My own experience has been that the performance differences among the different embedding models largely disappear if you take the time to individually fine-tune the hyperparameters for each one. Which is not something that is typically done when reporting performance results in the literature.
I haven't really read the paper, but it seems like there's room for that to have happened here - a search for "hyperparameter" yields one mention, where they describe the choice of algorithm as itself being a hyperparameter. I only skimmed the methods, but didn't notice any mention about individually optimizing each of the embedding models they tested with there, either.

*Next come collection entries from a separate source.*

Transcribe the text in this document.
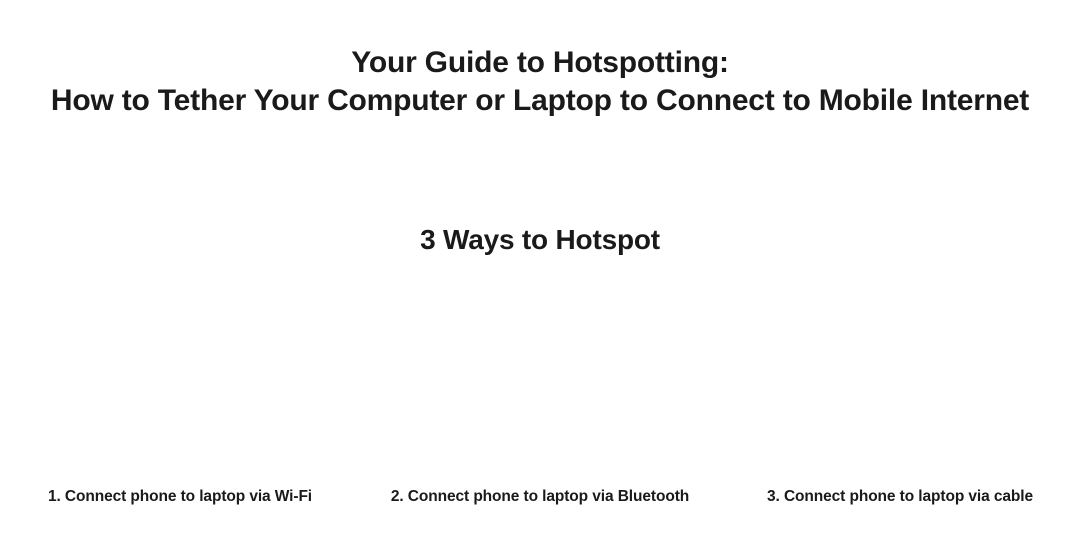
Your Guide to Hotspotting:
How to Tether Your Computer or Laptop to Connect to Mobile Internet
3 Ways to Hotspot
1. Connect phone to laptop via Wi-Fi	2. Connect phone to laptop via Bluetooth	3. Connect phone to laptop via cable
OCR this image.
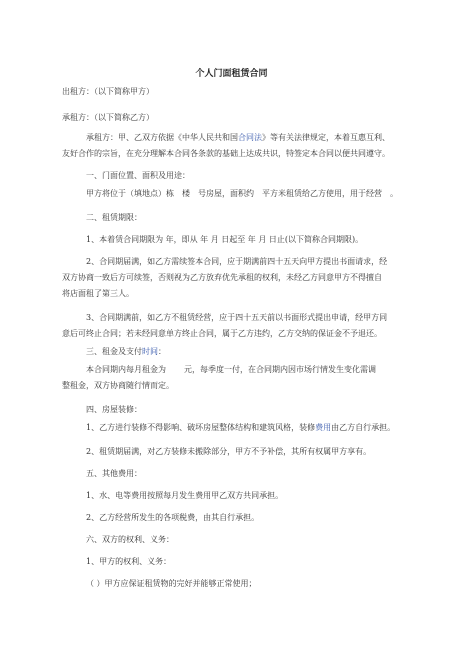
个人门面租赁合同
出租方：（以下简称甲方）
承租方：（以下简称乙方）
承租方：甲、乙双方依据《中华人民共和国合同法》等有关法律规定，本着互惠互利、
友好合作的宗旨，在充分理解本合同各条款的基础上达成共识，特签定本合同以便共同遵守。
一、门面位置、面积及用途：
甲方将位于（填地点）栋 楼 号房屋，面积约 平方米租赁给乙方使用，用于经营 。
二、租赁期限：
1、本着赁合同期限为 年，即从 年 月 日起至 年 月 日止(以下简称合同期限)。
2、合同期届满，如乙方需续签本合同，应于期满前四十五天向甲方提出书面请求，经
双方协商一致后方可续签，否则视为乙方放弃优先承租的权利，未经乙方同意甲方不得擅自
将店面租了第三人。
3、合同期满前，如乙方不租赁经营，应于四十五天前以书面形式提出申请，经甲方同
意后可终止合同；若未经同意单方终止合同，属于乙方违约，乙方交纳的保证金不予退还。
三、租金及支付时间：
本合同期内每月租金为 元，每季度一付，在合同期内因市场行情发生变化需调
整租金，双方协商随行情而定。
四、房屋装修：
1、乙方进行装修不得影响、破坏房屋整体结构和建筑风格，装修费用由乙方自行承担。
2、租赁期届满，对乙方装修未搬除部分，甲方不予补偿，其所有权属甲方享有。
五、其他费用：
1、水、电等费用按照每月发生费用甲乙双方共同承担。
2、乙方经营所发生的各项税费，由其自行承担。
六、双方的权利、义务：
1、甲方的权利、义务：
（ ）甲方应保证租赁物的完好并能够正常使用；
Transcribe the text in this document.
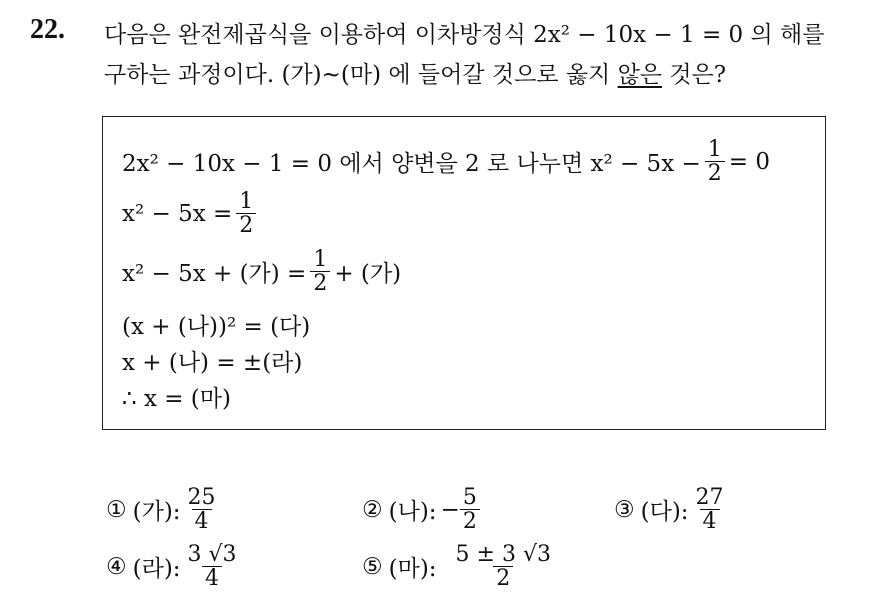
22. 다음은 완전제곱식을 이용하여 이차방정식 2x² − 10x − 1 = 0 의 해를
구하는 과정이다. (가)~(마) 에 들어갈 것으로 옳지 않은 것은?
2x² − 10x − 1 = 0 에서 양변을 2 로 나누면 $x^2 - 5x - \frac{1}{2} = 0$
$x^2 - 5x = \frac{1}{2}$
x² − 5x + (가) = $\frac{1}{2}$ + (가)
(x + (나))² = (다)
x + (나) = ±(라)
∴ x = (마)
① (가): $\frac{25}{4}$	② (나): − $\frac{5}{2}$	③ (다): $\frac{27}{4}$
④ (라): $\frac{3 √3}{4}$	⑤ (마): $\frac{5 \pm 3 √3}{2}$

So, unless I'm missing something, that means there's plenty of room to question whether this approach would significantly outperform a single well-tuned embedding model. It might be that it's mostly useful for ensembling together a bunch of off-the-shelf pre-trained models.
We've definitely seen that tuning the embedding hyperparameters (along with the others) can have a significant impact on performance. 
Additionally, whenever you open up the space of tunable parameters to include the embeddings or feature representations themselves you can usually significantly outperform just a well tuned classifier. 
This model seems like it trades off complexity in tuning for complexity of an ensemble, but I wonder what would happen if you tried to have your cake and eat it too and just tuned everything.
The downside is a very heavy slow-down in training/prediction.
After having made fasttext, Facebook should have called this implementation slowtext. I'm surprised there isn't more discussion of training speed in the paper.